Two Local Stations love to have on my layout.
1st is the Pennsylvania Railroad Passenger Station








2nd is Erie RR freight station








I need someone that could build one of them (or both).
I dream having both of these stations on my layout.
I am building a new layout and I have a place for Them.
All that is left is a brick parking lot
The Erie one left are world in the late 40's or early 50's
The PRR one left in the late 50's or early 60's.
So sad


----------



## tjcruiser (Jan 10, 2010)

The 2nd one looks pretty simple. One would need basic box dimension, and pics of other sides of builidng (doors, windows, etc.)

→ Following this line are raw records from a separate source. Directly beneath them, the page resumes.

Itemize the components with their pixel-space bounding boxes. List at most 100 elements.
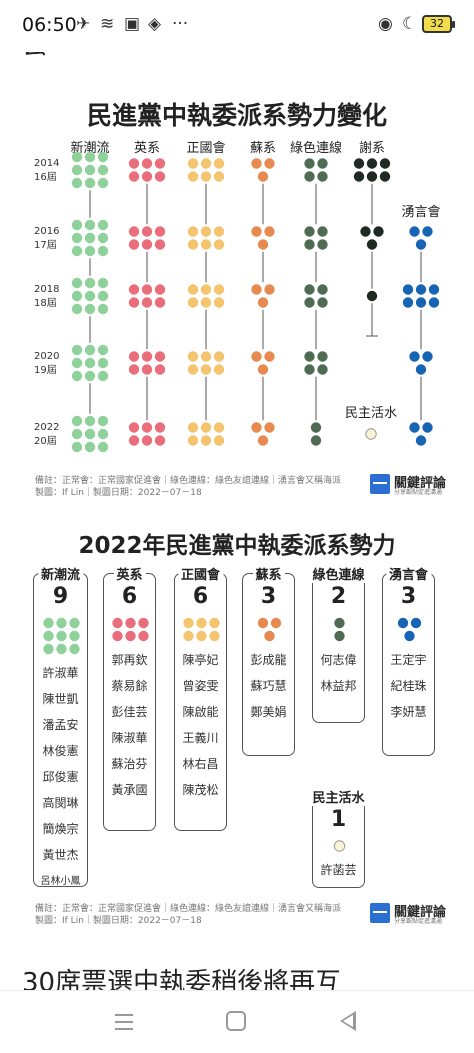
member-name: 黃承國 [111, 783, 148, 797]
seat-dot-新潮流 [84, 177, 96, 189]
member-name: 郭再欽 [111, 653, 148, 667]
member-name: 高閔琳 [42, 796, 79, 810]
faction-dots [183, 617, 220, 642]
seat-dot-英系 [112, 630, 123, 642]
seat-dot-英系 [141, 297, 153, 308]
seat-dot-綠色連線 [317, 364, 328, 375]
seat-dot-綠色連線 [334, 630, 345, 642]
seat-dot-蘇系 [257, 171, 269, 182]
seat-dot-新潮流 [97, 245, 109, 257]
seat-dot-綠色連線 [304, 284, 315, 295]
faction-card-英系: 6 郭再欽 蔡易餘 彭佳芸 陳淑華 蘇治芬 黃承國 [103, 573, 156, 831]
seat-dot-湧言會 [402, 284, 414, 295]
seat-dot-正國會 [187, 422, 199, 433]
faction-dots [112, 617, 149, 642]
faction-card-綠色連線: 2 何志偉 林益邦 [312, 573, 365, 723]
seat-dot-正國會 [196, 617, 207, 629]
seat-dot-湧言會 [415, 364, 427, 375]
seat-dot-謝系 [353, 171, 365, 182]
seat-dot-綠色連線 [317, 351, 328, 362]
seat-dot-英系 [154, 239, 166, 250]
navigation-bar [0, 990, 474, 1053]
recent-apps-button[interactable] [113, 1011, 137, 1033]
seat-dot-新潮流 [71, 164, 83, 176]
member-name: 林益邦 [320, 679, 357, 693]
seat-dot-正國會 [200, 171, 212, 182]
chart1-note: 備註：正常會：正常國家促進會｜綠色連線：綠色友誼連線｜湧言會又稱海派 [35, 476, 342, 486]
faction-dots [43, 617, 80, 655]
seat-dot-綠色連線 [304, 239, 315, 250]
seat-dot-英系 [128, 226, 140, 237]
faction-card-正國會: 6 陳亭妃 曾姿雯 陳啟能 王義川 林右昌 陳茂松 [174, 573, 227, 831]
home-button[interactable] [226, 1011, 246, 1031]
seat-dot-正國會 [187, 364, 199, 375]
seat-dot-新潮流 [43, 643, 54, 655]
seat-dot-綠色連線 [304, 364, 315, 375]
faction-label-minzhu: 民主活水 [345, 406, 397, 421]
seat-dot-湧言會 [409, 226, 420, 237]
chart2-credit: 製圖：If Lin｜製圖日期：2022－07－18 [35, 916, 202, 926]
seat-dot-綠色連線 [334, 617, 345, 629]
seat-dot-英系 [141, 435, 153, 446]
seat-dot-綠色連線 [317, 239, 328, 250]
seat-dot-綠色連線 [310, 422, 322, 433]
seat-dot-正國會 [213, 364, 225, 375]
seat-dot-新潮流 [71, 290, 83, 302]
seat-dot-正國會 [213, 284, 225, 295]
seat-dot-英系 [128, 171, 140, 182]
member-name: 許菡芸 [320, 863, 357, 877]
seat-dot-正國會 [187, 284, 199, 295]
faction-header-謝系: 謝系 [359, 141, 385, 156]
seat-dot-綠色連線 [317, 171, 328, 182]
screen-record-icon: ◉ [378, 14, 393, 34]
seat-dot-新潮流 [71, 177, 83, 189]
seat-dot-蘇系 [264, 351, 275, 362]
seat-dot-湧言會 [409, 351, 420, 362]
term-label: 17屆 [34, 239, 57, 251]
seat-dot-英系 [125, 630, 136, 642]
seat-dot-新潮流 [84, 370, 96, 382]
seat-dot-新潮流 [84, 428, 96, 440]
seat-dot-新潮流 [97, 441, 109, 453]
member-name: 王定宇 [390, 653, 427, 667]
brand-name: 關鍵評論 [394, 476, 447, 491]
seat-dot-英系 [154, 158, 166, 169]
seat-dot-新潮流 [69, 617, 80, 629]
seat-dot-新潮流 [71, 232, 83, 244]
member-name: 李妍慧 [390, 705, 427, 719]
seat-dot-新潮流 [97, 177, 109, 189]
seat-dot-湧言會 [409, 422, 420, 433]
seat-dot-新潮流 [71, 344, 83, 356]
seat-dot-新潮流 [97, 219, 109, 231]
seat-dot-英系 [154, 351, 166, 362]
seat-dot-新潮流 [97, 303, 109, 315]
status-time: 06:50 [22, 14, 77, 36]
back-button[interactable] [340, 1011, 356, 1031]
member-name: 邱俊憲 [42, 770, 79, 784]
seat-dot-英系 [154, 297, 166, 308]
faction-card-湧言會: 3 王定宇 紀桂珠 李妍慧 [382, 573, 435, 756]
seat-dot-新潮流 [97, 164, 109, 176]
faction-card-title: 正國會 [177, 564, 224, 583]
chart1-title: 民進黨中執委派系勢力變化 [86, 101, 387, 130]
seat-dot-蘇系 [264, 226, 275, 237]
seat-dot-英系 [141, 226, 153, 237]
seat-dot-民主活水 [333, 840, 346, 852]
seat-dot-正國會 [213, 351, 225, 362]
faction-header-英系: 英系 [134, 141, 160, 156]
faction-card-民主活水: 1 許菡芸 [312, 796, 365, 888]
seat-dot-新潮流 [43, 630, 54, 642]
faction-seat-count: 3 [260, 584, 277, 609]
seat-dot-英系 [128, 284, 140, 295]
seat-dot-正國會 [187, 239, 199, 250]
seat-dot-正國會 [213, 297, 225, 308]
member-name: 許淑華 [42, 666, 79, 680]
term-label: 20屆 [34, 435, 57, 447]
seat-dot-新潮流 [84, 164, 96, 176]
seat-dot-英系 [141, 364, 153, 375]
seat-dot-新潮流 [97, 428, 109, 440]
battery-icon: 32 [422, 15, 455, 33]
seat-dot-正國會 [200, 351, 212, 362]
chart2-note: 備註：正常會：正常國家促進會｜綠色連線：綠色友誼連線｜湧言會又稱海派 [35, 904, 342, 914]
airplane-icon: ✈ [76, 14, 91, 34]
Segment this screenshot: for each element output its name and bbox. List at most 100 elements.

Your photo of the 1st is fuzzy, at best. You'll need much more detailed plans, photos.

TJ


----------



## erer271 (Feb 2, 2012)

I will see what I can come up with.


----------



## seabilliau (Dec 12, 2011)

You could probably bring out a lot ot the details for the passenger station by playing with the contrast and saturation and some filters. If you send me a large file of it, I could do it for you if interested. 

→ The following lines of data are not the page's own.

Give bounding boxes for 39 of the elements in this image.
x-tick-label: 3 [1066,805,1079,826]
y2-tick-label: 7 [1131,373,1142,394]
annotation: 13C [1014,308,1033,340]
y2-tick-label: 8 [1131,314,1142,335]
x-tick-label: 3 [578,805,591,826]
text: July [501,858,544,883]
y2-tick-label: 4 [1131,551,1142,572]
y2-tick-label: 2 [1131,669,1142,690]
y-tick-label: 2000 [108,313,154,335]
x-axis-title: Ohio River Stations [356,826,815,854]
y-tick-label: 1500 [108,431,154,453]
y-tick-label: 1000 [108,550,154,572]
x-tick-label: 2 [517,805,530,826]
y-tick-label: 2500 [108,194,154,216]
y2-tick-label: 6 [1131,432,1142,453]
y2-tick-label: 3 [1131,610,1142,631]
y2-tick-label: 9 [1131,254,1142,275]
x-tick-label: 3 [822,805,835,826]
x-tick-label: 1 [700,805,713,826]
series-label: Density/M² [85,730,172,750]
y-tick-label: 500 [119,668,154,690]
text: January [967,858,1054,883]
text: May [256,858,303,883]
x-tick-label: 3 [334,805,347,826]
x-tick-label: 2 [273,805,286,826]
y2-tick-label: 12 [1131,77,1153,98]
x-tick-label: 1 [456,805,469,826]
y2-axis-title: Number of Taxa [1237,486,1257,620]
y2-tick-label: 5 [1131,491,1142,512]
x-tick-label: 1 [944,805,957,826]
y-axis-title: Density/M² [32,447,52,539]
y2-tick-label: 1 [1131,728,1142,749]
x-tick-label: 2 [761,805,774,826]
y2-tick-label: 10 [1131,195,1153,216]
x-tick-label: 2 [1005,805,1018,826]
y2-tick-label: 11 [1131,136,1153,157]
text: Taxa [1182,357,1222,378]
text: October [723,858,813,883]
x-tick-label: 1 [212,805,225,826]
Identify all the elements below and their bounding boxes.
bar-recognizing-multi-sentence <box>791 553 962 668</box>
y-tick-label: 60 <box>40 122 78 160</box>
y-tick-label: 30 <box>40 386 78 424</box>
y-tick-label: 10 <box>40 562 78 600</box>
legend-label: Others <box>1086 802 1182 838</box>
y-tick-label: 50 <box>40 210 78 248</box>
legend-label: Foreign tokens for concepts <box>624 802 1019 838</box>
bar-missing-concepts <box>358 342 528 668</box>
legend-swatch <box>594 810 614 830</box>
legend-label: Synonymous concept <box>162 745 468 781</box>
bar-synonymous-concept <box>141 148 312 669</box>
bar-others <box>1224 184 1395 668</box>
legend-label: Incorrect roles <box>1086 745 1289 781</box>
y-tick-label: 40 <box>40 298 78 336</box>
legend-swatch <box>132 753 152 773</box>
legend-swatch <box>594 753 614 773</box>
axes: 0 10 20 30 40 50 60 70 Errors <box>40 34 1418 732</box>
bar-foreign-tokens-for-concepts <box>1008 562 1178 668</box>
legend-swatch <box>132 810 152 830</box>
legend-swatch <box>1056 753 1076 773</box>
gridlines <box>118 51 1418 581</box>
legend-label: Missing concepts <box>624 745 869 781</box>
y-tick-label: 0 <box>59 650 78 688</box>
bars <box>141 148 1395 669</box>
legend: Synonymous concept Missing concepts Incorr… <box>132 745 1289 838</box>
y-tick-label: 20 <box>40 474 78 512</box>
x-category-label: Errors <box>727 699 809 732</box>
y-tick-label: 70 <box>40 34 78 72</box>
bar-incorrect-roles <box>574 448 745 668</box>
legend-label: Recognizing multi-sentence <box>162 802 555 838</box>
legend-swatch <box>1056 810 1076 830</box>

Also, you can make out some of the detailings of the passenger station in the second picture on the right.


----------



## erer271 (Feb 2, 2012)

What do you need,seabilliau?


----------



## erer271 (Feb 2, 2012)

Is there a Kit that look somewhat like them that I can use?
Because I am using this kit as my towns' station on the Erie RR.


----------



## raleets (Jan 2, 2011)

You may want to invest in a Walthers catalog. They have photos of every structure offered by every vendor they carry.
It's a valuable resource for "everything train".
Bob


----------



## erer271 (Feb 2, 2012)

The flyer or the big book of 2012?


----------



## OverTheHill (Mar 27, 2011)

The big one.


----------